Lombok Timur

PKBI NTB Soroti Video tak Senonoh Dua Pria di Lombok Timur

Mataram (NTBSatu) – Direktur Perkumpulan Keluarga Berencana Indonesia (PKBI) NTB, Ahmad Hidayat menyoroti beredarnya video dua pria di Lombok Timur yang melakukan tindakan senonoh beberapa waktu lalu.

“Jangankan lelaki dengan lelaki. Bahkan, lelaki dengan perempuan pamer itu tidaklah pantas. Siapapun yang pamer (tindakan senonoh), tidaklah benar,” ungkap Hidayat kepada NTBSatu, Jumat, 27 September 2024.

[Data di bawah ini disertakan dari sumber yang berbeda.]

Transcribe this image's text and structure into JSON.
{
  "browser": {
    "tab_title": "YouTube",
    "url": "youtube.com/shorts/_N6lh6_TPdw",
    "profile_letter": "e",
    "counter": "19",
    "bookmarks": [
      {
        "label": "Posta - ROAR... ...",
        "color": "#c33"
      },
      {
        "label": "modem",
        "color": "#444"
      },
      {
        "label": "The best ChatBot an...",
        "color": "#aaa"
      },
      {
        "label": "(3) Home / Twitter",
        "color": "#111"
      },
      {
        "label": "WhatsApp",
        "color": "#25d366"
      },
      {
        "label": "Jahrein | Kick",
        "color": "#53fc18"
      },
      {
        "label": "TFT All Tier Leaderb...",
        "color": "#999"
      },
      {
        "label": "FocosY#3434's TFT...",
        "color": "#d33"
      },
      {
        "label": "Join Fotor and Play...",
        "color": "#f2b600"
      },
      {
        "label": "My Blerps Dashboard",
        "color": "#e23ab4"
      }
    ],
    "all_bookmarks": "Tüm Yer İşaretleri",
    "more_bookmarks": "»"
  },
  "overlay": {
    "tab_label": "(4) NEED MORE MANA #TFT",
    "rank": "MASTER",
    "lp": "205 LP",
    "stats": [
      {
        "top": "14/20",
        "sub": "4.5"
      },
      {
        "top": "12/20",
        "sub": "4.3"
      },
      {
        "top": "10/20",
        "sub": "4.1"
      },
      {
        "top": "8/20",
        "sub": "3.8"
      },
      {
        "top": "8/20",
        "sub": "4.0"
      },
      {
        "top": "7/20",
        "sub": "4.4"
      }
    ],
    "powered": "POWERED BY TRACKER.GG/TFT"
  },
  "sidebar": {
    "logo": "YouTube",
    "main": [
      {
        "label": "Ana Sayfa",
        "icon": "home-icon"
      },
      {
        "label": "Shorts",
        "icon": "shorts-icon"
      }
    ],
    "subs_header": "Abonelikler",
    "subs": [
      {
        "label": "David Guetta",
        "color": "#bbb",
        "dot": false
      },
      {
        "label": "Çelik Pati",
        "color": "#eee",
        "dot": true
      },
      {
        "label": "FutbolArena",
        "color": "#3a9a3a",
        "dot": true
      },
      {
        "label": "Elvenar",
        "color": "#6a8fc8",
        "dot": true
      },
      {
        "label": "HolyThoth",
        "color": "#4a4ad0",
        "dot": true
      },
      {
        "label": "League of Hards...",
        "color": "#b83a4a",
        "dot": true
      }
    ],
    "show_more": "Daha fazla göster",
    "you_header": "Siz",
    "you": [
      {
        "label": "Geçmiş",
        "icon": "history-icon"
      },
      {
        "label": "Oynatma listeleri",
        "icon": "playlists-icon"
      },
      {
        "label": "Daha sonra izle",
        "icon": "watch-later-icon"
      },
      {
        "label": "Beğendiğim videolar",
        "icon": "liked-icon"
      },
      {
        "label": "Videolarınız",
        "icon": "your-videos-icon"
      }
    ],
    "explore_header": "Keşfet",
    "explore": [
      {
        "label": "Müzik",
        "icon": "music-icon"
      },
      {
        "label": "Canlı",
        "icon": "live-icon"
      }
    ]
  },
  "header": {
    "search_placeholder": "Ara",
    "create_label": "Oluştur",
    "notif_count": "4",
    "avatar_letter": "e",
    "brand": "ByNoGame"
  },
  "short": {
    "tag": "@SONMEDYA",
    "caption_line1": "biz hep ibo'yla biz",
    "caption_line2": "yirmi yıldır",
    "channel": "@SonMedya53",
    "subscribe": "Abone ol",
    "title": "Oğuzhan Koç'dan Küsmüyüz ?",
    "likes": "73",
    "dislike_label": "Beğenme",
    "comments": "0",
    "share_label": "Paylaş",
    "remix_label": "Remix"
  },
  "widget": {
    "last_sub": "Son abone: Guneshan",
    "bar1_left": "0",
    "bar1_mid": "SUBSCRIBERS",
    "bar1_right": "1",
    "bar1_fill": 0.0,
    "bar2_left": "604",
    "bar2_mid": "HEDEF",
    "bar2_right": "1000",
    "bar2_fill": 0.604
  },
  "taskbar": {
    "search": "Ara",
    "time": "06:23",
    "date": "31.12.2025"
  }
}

Untuk mengamatai fenomena LGBT dan hukuman sosial, Hidayat mengumpamakan seperti orang yang merokok di lingkungan orang yang tidak merokok. Sederhana.

“LGBTQ menjadi berbeda hanya karena mereka tidak umum dalam lingkungan-lingkungan tertentu. Jadi, ini sebenarnya sebatas referensi pengalaman belaka,” papar Direktur PKBI NTB.

Hidayat menjelaskan, tidak pernah ada pihak yang mengorganisasi LGBTQ menjadi sebuah komunitas. Soal HIV Aids, pemerintah dan organisasi non-pemerintah ingin mengidentifikasi faktor risiko. Risiko HIV Aids terkadang dapat terjadi akibat hubungan seksual, ibu ke anak, dan jarum.

Dalam mengidentifikasi risiko HIV Aids, pemerintah dan organisasi non-pemerintah tidak pernah mengorganisasi kaum LGBTQ menjadi sebuah komunitas. Hanya saja, yang berusaha dioptimalkan ialah seseorang yang berisiko terpapar HIV Aids agar segera mendapatkan pelayanan kesehatan.

IKLAN

“Jadi, komunitas LGBTQ itu sebenarnya tidak ada, paling tidak sesuai dengan pengalaman kami bekerja,” ucap Hidayat.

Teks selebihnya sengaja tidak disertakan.